Carl Barât, DJ qui mixe les mains dans les cheveux

Tout comme quelques jeunes groupies très lookées et les Ramones du Lycée Dashbeek, notre chroniqueur a été voir mixer Carl Barât à Flagey, ce samedi soir. Il en est revenu sceptique, hilare et supporter des petites mains du secteur DJ. Sortie de route, track #34.
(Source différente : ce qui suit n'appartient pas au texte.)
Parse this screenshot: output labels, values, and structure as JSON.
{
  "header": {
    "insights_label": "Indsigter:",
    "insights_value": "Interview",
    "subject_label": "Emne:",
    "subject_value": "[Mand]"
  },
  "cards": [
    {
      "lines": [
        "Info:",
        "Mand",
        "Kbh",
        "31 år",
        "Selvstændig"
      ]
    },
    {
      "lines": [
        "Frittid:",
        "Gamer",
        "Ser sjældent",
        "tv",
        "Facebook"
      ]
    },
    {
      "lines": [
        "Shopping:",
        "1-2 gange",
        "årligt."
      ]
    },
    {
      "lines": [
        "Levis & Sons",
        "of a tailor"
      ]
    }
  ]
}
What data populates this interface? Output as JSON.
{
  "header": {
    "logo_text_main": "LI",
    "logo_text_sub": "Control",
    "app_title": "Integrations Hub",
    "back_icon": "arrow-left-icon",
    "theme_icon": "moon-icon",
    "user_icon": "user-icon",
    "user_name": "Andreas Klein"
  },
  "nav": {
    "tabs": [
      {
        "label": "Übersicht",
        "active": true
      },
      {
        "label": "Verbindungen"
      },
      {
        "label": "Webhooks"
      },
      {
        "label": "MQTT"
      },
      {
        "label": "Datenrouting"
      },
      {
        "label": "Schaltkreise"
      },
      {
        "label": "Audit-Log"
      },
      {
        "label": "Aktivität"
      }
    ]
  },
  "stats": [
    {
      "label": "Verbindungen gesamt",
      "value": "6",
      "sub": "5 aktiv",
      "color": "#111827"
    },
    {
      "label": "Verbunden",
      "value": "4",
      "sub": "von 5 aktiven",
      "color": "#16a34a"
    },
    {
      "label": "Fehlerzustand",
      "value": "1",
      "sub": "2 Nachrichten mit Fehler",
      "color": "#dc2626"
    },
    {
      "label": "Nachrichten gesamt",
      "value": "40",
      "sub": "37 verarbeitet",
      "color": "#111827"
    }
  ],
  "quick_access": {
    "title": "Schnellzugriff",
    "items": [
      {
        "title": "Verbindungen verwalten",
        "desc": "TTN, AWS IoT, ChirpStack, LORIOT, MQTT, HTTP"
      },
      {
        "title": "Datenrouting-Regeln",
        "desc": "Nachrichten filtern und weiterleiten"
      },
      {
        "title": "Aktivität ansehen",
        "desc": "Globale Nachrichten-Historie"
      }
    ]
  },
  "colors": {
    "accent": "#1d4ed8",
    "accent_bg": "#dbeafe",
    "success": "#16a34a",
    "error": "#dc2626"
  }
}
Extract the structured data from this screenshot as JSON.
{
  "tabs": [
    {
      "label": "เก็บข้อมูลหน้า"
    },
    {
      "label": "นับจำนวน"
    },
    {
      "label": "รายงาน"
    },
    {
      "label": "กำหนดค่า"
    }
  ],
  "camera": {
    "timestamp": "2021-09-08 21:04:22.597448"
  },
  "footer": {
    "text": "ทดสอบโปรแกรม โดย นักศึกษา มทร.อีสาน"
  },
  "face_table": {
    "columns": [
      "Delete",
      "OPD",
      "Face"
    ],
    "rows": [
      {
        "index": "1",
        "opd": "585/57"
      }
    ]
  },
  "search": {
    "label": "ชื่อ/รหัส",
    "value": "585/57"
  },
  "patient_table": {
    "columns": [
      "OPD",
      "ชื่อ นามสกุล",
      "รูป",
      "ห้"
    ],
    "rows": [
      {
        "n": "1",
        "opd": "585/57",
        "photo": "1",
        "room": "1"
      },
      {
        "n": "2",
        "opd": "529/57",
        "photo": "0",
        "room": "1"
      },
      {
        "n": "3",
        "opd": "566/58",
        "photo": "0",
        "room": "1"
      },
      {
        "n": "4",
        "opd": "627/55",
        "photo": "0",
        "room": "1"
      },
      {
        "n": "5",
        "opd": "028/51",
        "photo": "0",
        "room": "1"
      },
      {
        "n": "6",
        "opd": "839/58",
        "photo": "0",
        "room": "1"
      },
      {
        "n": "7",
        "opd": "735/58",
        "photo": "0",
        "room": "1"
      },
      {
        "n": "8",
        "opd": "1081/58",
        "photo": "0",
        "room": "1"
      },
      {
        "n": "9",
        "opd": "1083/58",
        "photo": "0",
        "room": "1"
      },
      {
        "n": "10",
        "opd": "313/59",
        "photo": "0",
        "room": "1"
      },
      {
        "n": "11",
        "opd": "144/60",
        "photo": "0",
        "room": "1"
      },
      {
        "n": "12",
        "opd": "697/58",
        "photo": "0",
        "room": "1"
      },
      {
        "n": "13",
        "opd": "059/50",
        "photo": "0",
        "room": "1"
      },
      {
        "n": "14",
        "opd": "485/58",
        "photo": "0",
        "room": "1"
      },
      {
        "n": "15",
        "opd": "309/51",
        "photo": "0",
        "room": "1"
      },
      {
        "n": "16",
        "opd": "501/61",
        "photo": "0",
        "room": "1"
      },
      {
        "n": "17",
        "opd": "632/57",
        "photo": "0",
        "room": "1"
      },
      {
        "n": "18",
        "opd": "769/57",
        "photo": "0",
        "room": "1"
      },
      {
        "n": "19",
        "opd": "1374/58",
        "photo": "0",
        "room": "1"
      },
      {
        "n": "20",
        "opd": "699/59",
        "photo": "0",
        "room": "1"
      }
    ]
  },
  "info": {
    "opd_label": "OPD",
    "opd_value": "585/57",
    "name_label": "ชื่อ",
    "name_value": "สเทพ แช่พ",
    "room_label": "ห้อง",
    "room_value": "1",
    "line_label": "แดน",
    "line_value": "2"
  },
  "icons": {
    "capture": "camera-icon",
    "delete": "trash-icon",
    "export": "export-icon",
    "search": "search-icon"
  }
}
Je ne suis pas le seul à le penser, Carl Barât, des Libertines, est un clone d’Eric Idle, des Monty Python. Un type qui s’habille comme une lesbienne, le marcel sous le perfecto, vraiment le total look de gouine. Charismatique, peut-être sympathique, mais sans doute chafouin, avec ses petits airs de diva qui donnent envie de lui cambrioler l’appartement, pour sa peine. Flagey, samedi, minuit passé, je suis là pour lui, à la fête d’anniversaire du Brussels Film Festival. Oui, là pour Carl Barât. Je n’ai pas vu les films projetés sur LCD Soundsystem et les Libertines, je n’ai pas assisté au concert des Chromatics et je ne vais pas non plus rester pour le DJ-set de Saul Williams, prévu vers 2h30, parce que je suis tout simplement claqué. Ce qui me titille, c’est de voir mixer Carl Barât. Rien de plus. Je suis loin d’être le seul dans le cas, à voir défiler les petites nénettes à peine pubères lookées indie qui se massent devant les platines pour mieux admirer l’idole en action. Contingent de groupies à comédons auquel on peut ajouter une poignée de Ramones du Lycée Dashbeek (Jean-Philippe Ramone, Didier Ramone, François-Xavier Ramone et Loïc Ramone), baby-rockeurs de la haute trimballant plus de miettes de Pain Quot autour de la bouche que de perles de crack mais qui se la jouent néanmoins rock and roll attitude à fond les ballons. C’est amusant à regarder, ce cirque, mais on note malgré tout une absence totale d’électricité dans l’air. L’attente se fait longuette, ça sue, mais les gens semblent s’en foutre totalement. Constitution de ce public: bonnasses dignes de finir James Bond girls et douchebags de compétition. Bref, on se croirait à Paris, ce qui est d’ailleurs exactement ce que devient la Place Flagey côté Belga: une recréation locale de l’ambiance pincée et beauf-branchée des alentours du Canal Saint-Martin.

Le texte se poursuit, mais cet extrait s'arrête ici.